Member states could also adopt other big-ticket items, such as an infrastructure development fund to compete with China, a “collective insurance” fund to help industries facing boycotts, or a consortium to offer secure alternatives in emerging technologies like 5G.

And at the agency-to-agency level, they could share intelligence on early-warning crisis indicators (e.g. upticks in respiratory symptoms), war-game crisis responses, or map out supply chain bottlenecks. These regular contacts could pave the way for smoother teamwork when the next crisis hits—be that a cyber espionage campaign, a trade war, or a pandemic.

An Appetite for Risk (Management) 

Quad members have already shown interest in cooperation on some of these fronts, such as in Australia, India, and Japan’s joint call to improve supply chain resilience. But cooperation is not guaranteed, and mutual distrust could make for some awkward conversations.

Would South Korea support a boycott bailout fund covering Japanese firms against South Korean citizens’ actions? Would Japan help South Korea manage supply chain risk, after having restricted key exports in 2019? Council members will have to trust that disagreement in some places does not preclude cooperation elsewhere, and hope that the overall benefits of participation can persuade countries to go along with things they would not otherwise.

Across the Pacific, DC-based policymakers might instead quip that this framework has no deterrent power against China. This is fair: against armed conflict in the maritime domain, risk management will not do. But this is also why the Risk Management Council would complement the Quad, not substitute for it. Putting these issues on a separate track would allow the Quad greater clarity of purpose.

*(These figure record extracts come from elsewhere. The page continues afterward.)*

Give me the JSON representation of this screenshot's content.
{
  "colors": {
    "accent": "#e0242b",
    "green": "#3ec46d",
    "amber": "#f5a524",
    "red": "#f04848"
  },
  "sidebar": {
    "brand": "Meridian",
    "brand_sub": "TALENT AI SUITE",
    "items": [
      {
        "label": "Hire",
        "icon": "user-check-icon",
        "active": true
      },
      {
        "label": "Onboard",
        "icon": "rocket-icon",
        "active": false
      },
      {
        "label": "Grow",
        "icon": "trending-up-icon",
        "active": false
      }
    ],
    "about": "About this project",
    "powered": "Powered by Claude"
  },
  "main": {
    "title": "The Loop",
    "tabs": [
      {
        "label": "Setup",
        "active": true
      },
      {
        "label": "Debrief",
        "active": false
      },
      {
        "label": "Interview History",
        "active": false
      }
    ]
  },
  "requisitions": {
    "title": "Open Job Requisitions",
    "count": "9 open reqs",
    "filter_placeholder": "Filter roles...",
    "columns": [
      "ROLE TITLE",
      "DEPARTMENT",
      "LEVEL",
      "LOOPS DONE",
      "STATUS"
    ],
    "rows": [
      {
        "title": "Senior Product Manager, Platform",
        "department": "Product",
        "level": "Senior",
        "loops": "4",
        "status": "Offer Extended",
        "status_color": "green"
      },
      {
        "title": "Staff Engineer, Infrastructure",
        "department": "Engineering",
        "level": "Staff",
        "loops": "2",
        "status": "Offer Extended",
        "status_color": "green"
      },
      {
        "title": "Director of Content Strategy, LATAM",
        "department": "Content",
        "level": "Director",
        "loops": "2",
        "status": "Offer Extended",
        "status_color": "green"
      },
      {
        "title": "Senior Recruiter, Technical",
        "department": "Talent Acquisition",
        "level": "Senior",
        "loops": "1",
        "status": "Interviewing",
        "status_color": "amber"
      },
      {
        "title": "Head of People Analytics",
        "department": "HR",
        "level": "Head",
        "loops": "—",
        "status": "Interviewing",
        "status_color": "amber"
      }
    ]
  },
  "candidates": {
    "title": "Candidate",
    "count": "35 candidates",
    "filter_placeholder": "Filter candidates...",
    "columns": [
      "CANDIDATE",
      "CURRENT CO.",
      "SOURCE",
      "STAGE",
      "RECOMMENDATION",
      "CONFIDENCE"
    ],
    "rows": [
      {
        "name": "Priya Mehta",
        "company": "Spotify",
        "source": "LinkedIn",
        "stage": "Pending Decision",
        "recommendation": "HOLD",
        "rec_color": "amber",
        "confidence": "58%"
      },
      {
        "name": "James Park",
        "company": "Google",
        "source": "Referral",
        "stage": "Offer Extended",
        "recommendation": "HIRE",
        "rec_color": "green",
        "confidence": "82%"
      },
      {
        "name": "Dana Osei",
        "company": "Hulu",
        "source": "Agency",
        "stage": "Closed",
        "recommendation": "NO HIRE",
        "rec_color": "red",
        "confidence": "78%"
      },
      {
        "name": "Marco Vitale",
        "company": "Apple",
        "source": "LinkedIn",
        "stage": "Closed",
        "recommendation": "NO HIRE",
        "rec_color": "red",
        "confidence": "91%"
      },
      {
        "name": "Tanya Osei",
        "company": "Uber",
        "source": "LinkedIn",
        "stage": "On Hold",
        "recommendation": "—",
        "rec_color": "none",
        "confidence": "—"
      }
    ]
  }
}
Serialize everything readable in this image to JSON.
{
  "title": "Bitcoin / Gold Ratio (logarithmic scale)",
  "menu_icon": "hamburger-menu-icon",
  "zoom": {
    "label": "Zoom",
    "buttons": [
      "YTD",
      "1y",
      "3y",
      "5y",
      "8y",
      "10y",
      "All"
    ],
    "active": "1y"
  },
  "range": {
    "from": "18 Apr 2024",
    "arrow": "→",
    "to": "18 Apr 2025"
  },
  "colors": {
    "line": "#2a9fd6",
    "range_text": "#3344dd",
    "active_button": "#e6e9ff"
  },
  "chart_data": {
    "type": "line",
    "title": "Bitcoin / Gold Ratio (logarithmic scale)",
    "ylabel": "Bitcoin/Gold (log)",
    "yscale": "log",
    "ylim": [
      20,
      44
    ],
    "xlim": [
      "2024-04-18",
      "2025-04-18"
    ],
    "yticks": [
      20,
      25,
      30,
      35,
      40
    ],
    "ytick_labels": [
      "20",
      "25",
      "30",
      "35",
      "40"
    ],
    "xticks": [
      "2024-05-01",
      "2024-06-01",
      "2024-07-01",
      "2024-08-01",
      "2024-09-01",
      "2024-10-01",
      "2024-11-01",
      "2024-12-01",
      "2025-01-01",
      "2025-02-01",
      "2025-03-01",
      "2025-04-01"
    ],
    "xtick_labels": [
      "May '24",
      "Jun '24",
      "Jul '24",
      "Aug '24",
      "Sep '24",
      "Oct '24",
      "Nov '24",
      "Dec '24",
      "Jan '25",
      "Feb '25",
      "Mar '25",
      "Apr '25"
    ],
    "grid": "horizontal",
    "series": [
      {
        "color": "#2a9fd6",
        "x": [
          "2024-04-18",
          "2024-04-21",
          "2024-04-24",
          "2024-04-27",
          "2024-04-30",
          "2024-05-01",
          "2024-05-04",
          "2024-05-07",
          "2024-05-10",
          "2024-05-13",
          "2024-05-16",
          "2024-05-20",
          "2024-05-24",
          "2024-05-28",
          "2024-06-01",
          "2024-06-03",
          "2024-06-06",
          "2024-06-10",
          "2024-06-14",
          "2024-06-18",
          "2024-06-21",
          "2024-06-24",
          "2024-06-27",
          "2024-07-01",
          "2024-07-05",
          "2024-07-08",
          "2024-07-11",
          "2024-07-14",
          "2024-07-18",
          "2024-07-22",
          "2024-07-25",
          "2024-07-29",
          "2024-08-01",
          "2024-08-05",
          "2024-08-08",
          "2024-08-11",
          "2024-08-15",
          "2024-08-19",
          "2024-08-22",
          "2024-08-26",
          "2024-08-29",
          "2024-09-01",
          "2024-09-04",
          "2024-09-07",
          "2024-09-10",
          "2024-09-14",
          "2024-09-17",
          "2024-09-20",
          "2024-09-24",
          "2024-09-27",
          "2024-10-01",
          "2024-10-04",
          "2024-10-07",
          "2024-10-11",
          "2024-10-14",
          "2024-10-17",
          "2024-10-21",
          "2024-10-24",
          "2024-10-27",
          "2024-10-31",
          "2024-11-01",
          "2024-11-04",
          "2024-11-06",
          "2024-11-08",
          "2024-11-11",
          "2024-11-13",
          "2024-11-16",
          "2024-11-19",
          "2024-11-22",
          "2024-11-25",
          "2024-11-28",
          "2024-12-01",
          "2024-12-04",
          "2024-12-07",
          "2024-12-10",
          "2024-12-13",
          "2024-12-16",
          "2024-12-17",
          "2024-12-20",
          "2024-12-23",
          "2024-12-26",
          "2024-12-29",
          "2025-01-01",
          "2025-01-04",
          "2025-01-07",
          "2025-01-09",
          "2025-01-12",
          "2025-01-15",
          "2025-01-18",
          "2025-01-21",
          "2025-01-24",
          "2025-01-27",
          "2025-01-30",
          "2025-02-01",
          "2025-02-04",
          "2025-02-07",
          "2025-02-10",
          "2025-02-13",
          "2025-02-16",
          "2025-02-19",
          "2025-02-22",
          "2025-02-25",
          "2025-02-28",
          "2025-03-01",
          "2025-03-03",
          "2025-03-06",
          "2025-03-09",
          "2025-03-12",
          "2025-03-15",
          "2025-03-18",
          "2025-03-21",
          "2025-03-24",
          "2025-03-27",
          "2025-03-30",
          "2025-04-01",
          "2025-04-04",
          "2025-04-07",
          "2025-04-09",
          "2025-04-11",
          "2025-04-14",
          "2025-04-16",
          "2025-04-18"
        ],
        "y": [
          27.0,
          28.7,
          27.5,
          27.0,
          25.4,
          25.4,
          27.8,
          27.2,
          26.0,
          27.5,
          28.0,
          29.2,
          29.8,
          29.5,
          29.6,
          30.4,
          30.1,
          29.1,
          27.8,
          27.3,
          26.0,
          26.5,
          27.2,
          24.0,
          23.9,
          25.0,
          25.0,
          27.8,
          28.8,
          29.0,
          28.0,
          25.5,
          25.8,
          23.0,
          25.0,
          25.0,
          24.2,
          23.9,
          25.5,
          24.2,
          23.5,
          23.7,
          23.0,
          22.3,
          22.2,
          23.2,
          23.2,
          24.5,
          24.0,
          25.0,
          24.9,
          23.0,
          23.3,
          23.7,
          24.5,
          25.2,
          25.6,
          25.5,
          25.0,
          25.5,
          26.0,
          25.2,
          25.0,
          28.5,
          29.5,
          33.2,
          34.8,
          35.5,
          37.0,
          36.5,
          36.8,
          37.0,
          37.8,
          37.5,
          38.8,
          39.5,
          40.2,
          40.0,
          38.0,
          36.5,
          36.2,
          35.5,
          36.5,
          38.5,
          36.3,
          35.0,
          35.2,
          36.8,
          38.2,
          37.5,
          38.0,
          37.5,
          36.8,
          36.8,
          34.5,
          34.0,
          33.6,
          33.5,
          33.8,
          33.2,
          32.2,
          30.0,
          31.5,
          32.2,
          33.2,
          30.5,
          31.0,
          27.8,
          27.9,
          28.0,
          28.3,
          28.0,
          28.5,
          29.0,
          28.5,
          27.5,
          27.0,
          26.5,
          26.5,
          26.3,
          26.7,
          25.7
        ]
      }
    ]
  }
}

Moreover, risk management is not purely ornamental. It insulates allied militaries from interference, ensuring they can operate unhindered by pressure elsewhere. It was Chinese economic coercion, after all, that torpedoed South Korea’s missile defense ambitions, and it is Huawei’s 5G deployments that threaten operational security.

An Indo-Pacific Risk Management Council would guard against that and would be valuable for its own sake. As the region’s GDP grows, so will its interdependencies, but by working jointly, leaders can ward off catastrophic failure, keeping Asia resilient and stable.

The success of so many Asia-Pacific governments in the face of the coronavirus demonstrates what they each can do individually. Let’s see what they can pull off together.

Shaun Ee, a nonresident fellow with the Atlantic Council’s Scowcroft Center for Strategy and Security.